Uyuşmazlık tarihinde yürürlükte bulunan 506 sayılı Yasanın “İş Kazalarıyla Meslek Hastalıkları Sigortası” başlıklı İkinci Bölümünde yer alan 19. Maddesinde geçici iş göremezlik hali sonunda Kuruma ait veya Kurumun sevk edeceği sağlık tesisleri sağlık kurulları tarafından verilecek raporlarda belirtilen arızalarına göre, iş kazası veya meslek hastalığı sonucu meslekte kazanç gücünün en az %10 azalmış bulunduğu Kurumca tespit edilen sigortalılara sürekli iş göremezlik geliri bağlanacağı, 109. Maddesinde bu Kanunun uygulanmasında sigortalıların sürekli iş göremezlik hallerinin tespitinde Kurum Sağlık tesislerinin tespitinde Kurum sağlık tesisleri sağlık kurullarınca verilecek raporlarda belirtilen hastalık ve arızaların esas tutulacağı, yukarıda belirtilen raporlar üzerine, Kurmca verilen karara ilgililer tarafından itiraz edilirse, durumun SS. Yüksek Sağlık Kurulunca karara bağlanacağı bildirilmiştir, 1976/6 E, 1976/4 K. 28.06.1976 tarihli İçtihadı Birleştirme kararında ise “ilgililer” sözcüğü ile sigortalı, hak sahibi ve işverenlerin kastedildiği, ilgililerin YSK kararlarına karşı mahkemeye başvurabilecekleri içtihat edilmiştir.

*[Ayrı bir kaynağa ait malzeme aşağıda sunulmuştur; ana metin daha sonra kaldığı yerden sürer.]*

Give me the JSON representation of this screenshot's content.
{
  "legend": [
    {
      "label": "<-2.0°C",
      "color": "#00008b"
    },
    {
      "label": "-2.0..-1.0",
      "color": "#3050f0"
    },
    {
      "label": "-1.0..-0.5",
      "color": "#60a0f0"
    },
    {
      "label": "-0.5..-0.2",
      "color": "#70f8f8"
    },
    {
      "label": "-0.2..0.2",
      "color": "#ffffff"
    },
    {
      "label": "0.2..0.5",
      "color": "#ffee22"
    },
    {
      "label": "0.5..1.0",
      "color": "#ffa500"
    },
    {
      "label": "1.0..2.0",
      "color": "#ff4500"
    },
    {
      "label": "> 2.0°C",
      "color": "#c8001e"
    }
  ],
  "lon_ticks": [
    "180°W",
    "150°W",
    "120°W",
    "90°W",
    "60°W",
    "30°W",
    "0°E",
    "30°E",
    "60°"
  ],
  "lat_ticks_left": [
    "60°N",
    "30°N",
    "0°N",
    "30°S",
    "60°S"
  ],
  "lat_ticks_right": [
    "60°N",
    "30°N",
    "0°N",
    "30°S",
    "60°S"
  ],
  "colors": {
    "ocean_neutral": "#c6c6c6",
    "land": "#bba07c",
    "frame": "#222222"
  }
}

Somut olayda bu davanın davalısı olan … davacının iş kazası sonucu %8 oranında sürekli iş göremez duruma geldiğini Kastamonu İş Mahkemesinin 2002/43 Esas nolu dosyasında 15.03.2004 tarihli SGK yazısı ile öğrenmiş olup o günden görülmekte olan bu davanın bittiği 08.12.2009 tarihine kadar Yüksek Sağlık Kuruluna davacının sürekli iş göremezlik oranı ile ilgili olarak bir itirazda bulunmadığı gibi SGK Başkanlığını ve davacıyı hasım göstermek suretiyle sürekli iş göremezlik oranının gerçeği yansıtmadığı, daha düşük olduğu konusunda da bir tespit davası da açmamıştır.Yargılama sırasında ve temyiz dilekçesinde yaptığı itiraz da soyut olup elle tutulur nitelikteki verilere dayanmamaktadır.
Sürekli iş göremezlik oranının öğrenilmesi üzerine makul bir süre içinde SS Yüksek Sağlık Kuruluna itiraz edilmeyip aradan üç yıl geçtikten sonra “Salt sürekli iş göremezlik oranına itiraz edildiğinin” bildirilmesi MK.2. maddesinde vurgulanan iyi niyet kurallarına aykırı olduğu gibi davayı uzatmaya yönelik bir davranıştır.
Davalının itirazı MK. 2. maddesine aykırı biçimde bir hakkın açıkça kötüye kullanılması şeklinde oluştuğundan 506 sayılı Yasanın 109. Maddesi ile ilgililere tanının bu hakkın hukukça korunması mümkün değildir. HGK.’nun 23.01.2002 T., 2002/1036 E., 2002/5 K sayılı kararı da bu yöndedir.
Davalının diğer temyiz itirazları yönünden işin esasının incelenerek bir karar verilmesi görüşünde olduğumdan Sayın Çoğunluğun bozma kararı gerekçesine katılmıyorum.